Read-memory-unsigned32

Read an unsigned 32-bit integer from memory.

Signature
(read-memory-unsigned32 addr stat feat) → val
Arguments: addr — Guard (integerp addr).; stat — Guard (statp stat).; feat — Guard (featp feat).
Returns: val — Type (ubyte32p val).

The memory address is the one of the first byte; we read that, and the subsequent bytes. For now we only support little endian memory, so the first byte is the lowest one.

As in read-memory-unsigned8, we let the address be any integer. We use read-memory-unsigned8 four times. Note that if addr is close to 2^XLEN - 1, then the subsequent addresses may wrap around to addres 0.

Definitions and Theorems

Function: read-memory-unsigned32

(defun read-memory-unsigned32 (addr stat feat)
  (declare (xargs :guard (and (integerp addr)
                              (statp stat)
                              (featp feat))))
  (declare (xargs :guard (stat-validp stat feat)))
  (let ((__function__ 'read-memory-unsigned32))
    (declare (ignorable __function__))
    (b* ((addr (lifix addr))
         (b0 (read-memory-unsigned8 addr stat feat))
         (b1 (read-memory-unsigned8 (+ addr 1)
                                    stat feat))
         (b2 (read-memory-unsigned8 (+ addr 2)
                                    stat feat))
         (b3 (read-memory-unsigned8 (+ addr 3)
                                    stat feat)))
      (+ b0 (ash b1 8)
         (ash b2 16)
         (ash b3 24)))))

Theorem: ubyte32p-of-read-memory-unsigned32

(defthm ubyte32p-of-read-memory-unsigned32
  (b* ((val (read-memory-unsigned32 addr stat feat)))
    (ubyte32p val))
  :rule-classes :rewrite)

Theorem: natp-of-read-memory-unsigned32

(defthm natp-of-read-memory-unsigned32
  (b* ((val (read-memory-unsigned32 addr stat feat)))
    (natp val))
  :rule-classes :type-prescription)

Theorem: read-memory-unsigned32-of-ifix-addr

(defthm read-memory-unsigned32-of-ifix-addr
  (equal (read-memory-unsigned32 (ifix addr)
                                 stat feat)
         (read-memory-unsigned32 addr stat feat)))
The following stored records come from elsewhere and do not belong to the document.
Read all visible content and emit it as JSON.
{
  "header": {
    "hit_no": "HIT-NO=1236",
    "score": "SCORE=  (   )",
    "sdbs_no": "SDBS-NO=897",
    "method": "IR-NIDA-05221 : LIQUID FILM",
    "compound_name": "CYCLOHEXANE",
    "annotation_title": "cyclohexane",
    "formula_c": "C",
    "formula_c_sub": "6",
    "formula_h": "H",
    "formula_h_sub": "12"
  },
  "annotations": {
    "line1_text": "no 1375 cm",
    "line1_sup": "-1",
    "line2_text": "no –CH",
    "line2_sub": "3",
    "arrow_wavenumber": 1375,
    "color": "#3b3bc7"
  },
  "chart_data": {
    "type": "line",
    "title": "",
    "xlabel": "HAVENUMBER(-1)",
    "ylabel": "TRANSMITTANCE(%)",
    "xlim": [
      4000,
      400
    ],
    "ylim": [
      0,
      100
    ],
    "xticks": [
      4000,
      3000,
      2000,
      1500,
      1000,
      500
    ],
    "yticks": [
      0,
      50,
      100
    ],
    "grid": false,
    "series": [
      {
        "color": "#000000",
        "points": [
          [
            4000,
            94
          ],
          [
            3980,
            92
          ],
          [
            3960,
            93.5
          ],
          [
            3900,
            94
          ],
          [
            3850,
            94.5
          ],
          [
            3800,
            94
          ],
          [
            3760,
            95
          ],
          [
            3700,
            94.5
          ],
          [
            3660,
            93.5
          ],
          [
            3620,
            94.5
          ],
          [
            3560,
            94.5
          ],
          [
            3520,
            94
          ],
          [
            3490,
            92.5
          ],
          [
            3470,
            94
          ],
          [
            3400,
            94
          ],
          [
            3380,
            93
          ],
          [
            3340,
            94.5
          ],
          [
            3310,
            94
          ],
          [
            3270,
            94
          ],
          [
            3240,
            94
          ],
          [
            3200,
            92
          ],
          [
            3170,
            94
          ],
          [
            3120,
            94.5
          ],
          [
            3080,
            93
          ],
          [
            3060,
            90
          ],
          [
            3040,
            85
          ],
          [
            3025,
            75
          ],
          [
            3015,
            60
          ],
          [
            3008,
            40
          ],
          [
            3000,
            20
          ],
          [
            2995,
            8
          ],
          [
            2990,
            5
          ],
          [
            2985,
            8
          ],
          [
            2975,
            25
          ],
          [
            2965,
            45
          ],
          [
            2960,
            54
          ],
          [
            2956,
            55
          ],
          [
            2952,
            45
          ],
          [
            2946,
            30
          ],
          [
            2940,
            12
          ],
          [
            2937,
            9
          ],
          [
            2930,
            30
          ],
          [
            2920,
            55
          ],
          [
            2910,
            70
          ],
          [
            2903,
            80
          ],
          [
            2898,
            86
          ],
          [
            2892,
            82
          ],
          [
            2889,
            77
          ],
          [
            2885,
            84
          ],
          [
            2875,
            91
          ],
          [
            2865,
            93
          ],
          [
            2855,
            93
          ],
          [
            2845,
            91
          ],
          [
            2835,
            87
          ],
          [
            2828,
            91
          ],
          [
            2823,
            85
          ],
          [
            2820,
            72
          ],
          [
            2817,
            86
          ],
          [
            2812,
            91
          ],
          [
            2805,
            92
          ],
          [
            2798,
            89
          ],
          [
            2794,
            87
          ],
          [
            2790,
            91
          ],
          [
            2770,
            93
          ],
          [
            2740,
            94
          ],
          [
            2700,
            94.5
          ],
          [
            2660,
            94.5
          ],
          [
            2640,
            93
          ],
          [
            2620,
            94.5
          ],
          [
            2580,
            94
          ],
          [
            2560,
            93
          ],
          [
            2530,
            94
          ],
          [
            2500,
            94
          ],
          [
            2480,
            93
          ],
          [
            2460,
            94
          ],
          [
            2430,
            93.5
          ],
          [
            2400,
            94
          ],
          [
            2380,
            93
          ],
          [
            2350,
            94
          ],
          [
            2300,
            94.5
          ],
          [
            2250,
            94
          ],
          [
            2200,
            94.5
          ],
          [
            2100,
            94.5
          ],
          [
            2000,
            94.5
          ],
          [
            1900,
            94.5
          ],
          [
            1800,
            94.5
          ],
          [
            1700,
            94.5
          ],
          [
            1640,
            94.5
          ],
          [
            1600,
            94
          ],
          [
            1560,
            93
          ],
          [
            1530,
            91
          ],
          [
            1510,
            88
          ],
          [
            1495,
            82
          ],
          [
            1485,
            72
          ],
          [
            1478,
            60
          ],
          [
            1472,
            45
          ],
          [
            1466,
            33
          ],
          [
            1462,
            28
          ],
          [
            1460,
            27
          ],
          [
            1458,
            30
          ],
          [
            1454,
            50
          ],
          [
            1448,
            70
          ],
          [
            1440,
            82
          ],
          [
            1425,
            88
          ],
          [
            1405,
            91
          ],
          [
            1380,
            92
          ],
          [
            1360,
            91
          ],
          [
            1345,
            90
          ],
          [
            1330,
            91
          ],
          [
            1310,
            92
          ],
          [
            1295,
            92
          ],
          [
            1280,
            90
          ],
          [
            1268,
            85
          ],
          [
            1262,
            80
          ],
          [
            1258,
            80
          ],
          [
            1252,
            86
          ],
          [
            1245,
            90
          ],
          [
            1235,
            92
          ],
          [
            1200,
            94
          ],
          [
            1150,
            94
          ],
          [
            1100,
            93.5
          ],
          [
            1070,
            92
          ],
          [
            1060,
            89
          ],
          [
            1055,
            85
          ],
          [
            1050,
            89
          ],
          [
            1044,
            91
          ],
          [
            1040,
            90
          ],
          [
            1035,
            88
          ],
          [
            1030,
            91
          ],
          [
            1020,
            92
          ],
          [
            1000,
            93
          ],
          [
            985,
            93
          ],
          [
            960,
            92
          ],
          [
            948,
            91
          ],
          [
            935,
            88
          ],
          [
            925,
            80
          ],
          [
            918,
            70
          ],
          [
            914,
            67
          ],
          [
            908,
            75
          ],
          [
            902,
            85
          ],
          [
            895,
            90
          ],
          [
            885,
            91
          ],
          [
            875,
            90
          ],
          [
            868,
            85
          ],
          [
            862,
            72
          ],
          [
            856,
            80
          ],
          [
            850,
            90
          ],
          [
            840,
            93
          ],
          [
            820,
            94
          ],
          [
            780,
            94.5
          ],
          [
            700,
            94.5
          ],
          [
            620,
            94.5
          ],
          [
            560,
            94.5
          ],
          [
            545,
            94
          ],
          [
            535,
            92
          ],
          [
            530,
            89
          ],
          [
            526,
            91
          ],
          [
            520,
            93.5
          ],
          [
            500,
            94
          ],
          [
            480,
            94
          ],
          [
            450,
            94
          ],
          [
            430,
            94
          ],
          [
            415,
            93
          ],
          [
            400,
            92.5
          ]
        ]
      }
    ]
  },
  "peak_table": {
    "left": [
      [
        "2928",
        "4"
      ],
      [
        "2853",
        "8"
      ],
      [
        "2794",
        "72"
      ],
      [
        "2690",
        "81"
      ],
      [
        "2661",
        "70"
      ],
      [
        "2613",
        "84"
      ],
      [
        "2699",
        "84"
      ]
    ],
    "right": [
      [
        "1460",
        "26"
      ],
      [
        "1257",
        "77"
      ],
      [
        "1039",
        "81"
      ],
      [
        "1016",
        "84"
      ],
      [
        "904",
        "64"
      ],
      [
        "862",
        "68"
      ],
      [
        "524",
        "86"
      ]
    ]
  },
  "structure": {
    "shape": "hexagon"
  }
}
Theorem: read-memory-unsigned32-int-equiv-congruence-on-addr

(defthm read-memory-unsigned32-int-equiv-congruence-on-addr
  (implies (acl2::int-equiv addr addr-equiv)
           (equal (read-memory-unsigned32 addr stat feat)
                  (read-memory-unsigned32 addr-equiv stat feat)))
  :rule-classes :congruence)

Theorem: read-memory-unsigned32-of-stat-fix-stat

(defthm read-memory-unsigned32-of-stat-fix-stat
  (equal (read-memory-unsigned32 addr (stat-fix stat)
                                 feat)
         (read-memory-unsigned32 addr stat feat)))

Theorem: read-memory-unsigned32-stat-equiv-congruence-on-stat

(defthm read-memory-unsigned32-stat-equiv-congruence-on-stat
  (implies (stat-equiv stat stat-equiv)
           (equal (read-memory-unsigned32 addr stat feat)
                  (read-memory-unsigned32 addr stat-equiv feat)))
  :rule-classes :congruence)

Theorem: read-memory-unsigned32-of-feat-fix-feat

(defthm read-memory-unsigned32-of-feat-fix-feat
  (equal (read-memory-unsigned32 addr stat (feat-fix feat))
         (read-memory-unsigned32 addr stat feat)))

Theorem: read-memory-unsigned32-feat-equiv-congruence-on-feat

(defthm read-memory-unsigned32-feat-equiv-congruence-on-feat
  (implies (feat-equiv feat feat-equiv)
           (equal (read-memory-unsigned32 addr stat feat)
                  (read-memory-unsigned32 addr stat feat-equiv)))
  :rule-classes :congruence)